Where did you find WORK-IN-PROGRESS? It's not a secret file. We don't have secrets in Open Source. However, its purpose is to share knowledge between team members about active projects. About 40% of Exiv2 was written by Andreas, the project founder. In Exiv2 v0.27, we had a major exploration of the TiffVisitor code which isn't easy to understand. I now understand that code, so WORK-IN-PROGRESS was deleted and isn't in the release.

Exif data > 64k is a violation of the Exif/JPEG spec. It's been on the "wish list" for a while to implement Adobe's work-around architecture.

Exiv2 is doing the correct thing by throwing an exception and darktable must catch the exception and clean-up the file system.

I am willing to help you to develop your C++ skills. TiffVisitor is tough/ingenious code which you'll find very challenging. If you'd like to join the team, perhaps we could work together on the issue to fix Exif data > 64k.

I'm going to close this issue as I can't see any reason to keep it open. If you and/or the darktable engineers wish to discuss this, I'll reopen this for discussion for v0.27.3. I'm very focused today on releasing Exiv2 v0.27.2-RC1.

8i8 commented 5 years ago

Thank you very much for your kind offer, I am thinking about this very seriously as I would like also to understand the code and the tiff format, to my advantage, It would be a real pleasure to help if I am able to. The WORK-IN-PROGRESS file popped up after I cloned the repo and grepped writeMetadata() looking for the API entry point that darktable is calling.
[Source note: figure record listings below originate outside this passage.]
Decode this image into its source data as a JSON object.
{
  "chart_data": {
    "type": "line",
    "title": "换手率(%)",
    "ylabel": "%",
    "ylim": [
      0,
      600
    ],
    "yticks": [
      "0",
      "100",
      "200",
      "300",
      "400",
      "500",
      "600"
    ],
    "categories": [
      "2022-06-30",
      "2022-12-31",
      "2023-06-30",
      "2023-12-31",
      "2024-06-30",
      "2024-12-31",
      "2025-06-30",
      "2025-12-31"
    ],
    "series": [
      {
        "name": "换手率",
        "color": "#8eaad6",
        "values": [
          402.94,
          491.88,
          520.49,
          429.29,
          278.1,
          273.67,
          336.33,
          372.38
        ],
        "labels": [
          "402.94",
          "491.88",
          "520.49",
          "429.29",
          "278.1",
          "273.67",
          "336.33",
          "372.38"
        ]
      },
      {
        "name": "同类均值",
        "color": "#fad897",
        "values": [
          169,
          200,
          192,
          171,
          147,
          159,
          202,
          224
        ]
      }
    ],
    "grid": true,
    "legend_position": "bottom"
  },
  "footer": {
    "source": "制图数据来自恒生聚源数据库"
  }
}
clanmills commented 5 years ago

From your name, I think you're a country man of mine. https://clanmills.com Let's talk on Skype next week. 'clanmills'. Email to agree a time: robin@clanmills.com

We're going to Normandy tomorrow (Friday) to run in the D-Day Half Marathon on Sunday. We get home on Tuesday evening. Exiv2 v0.27.2-RC1 is scheduled for 2019-06-15, however I want it "out the door" this afternoon.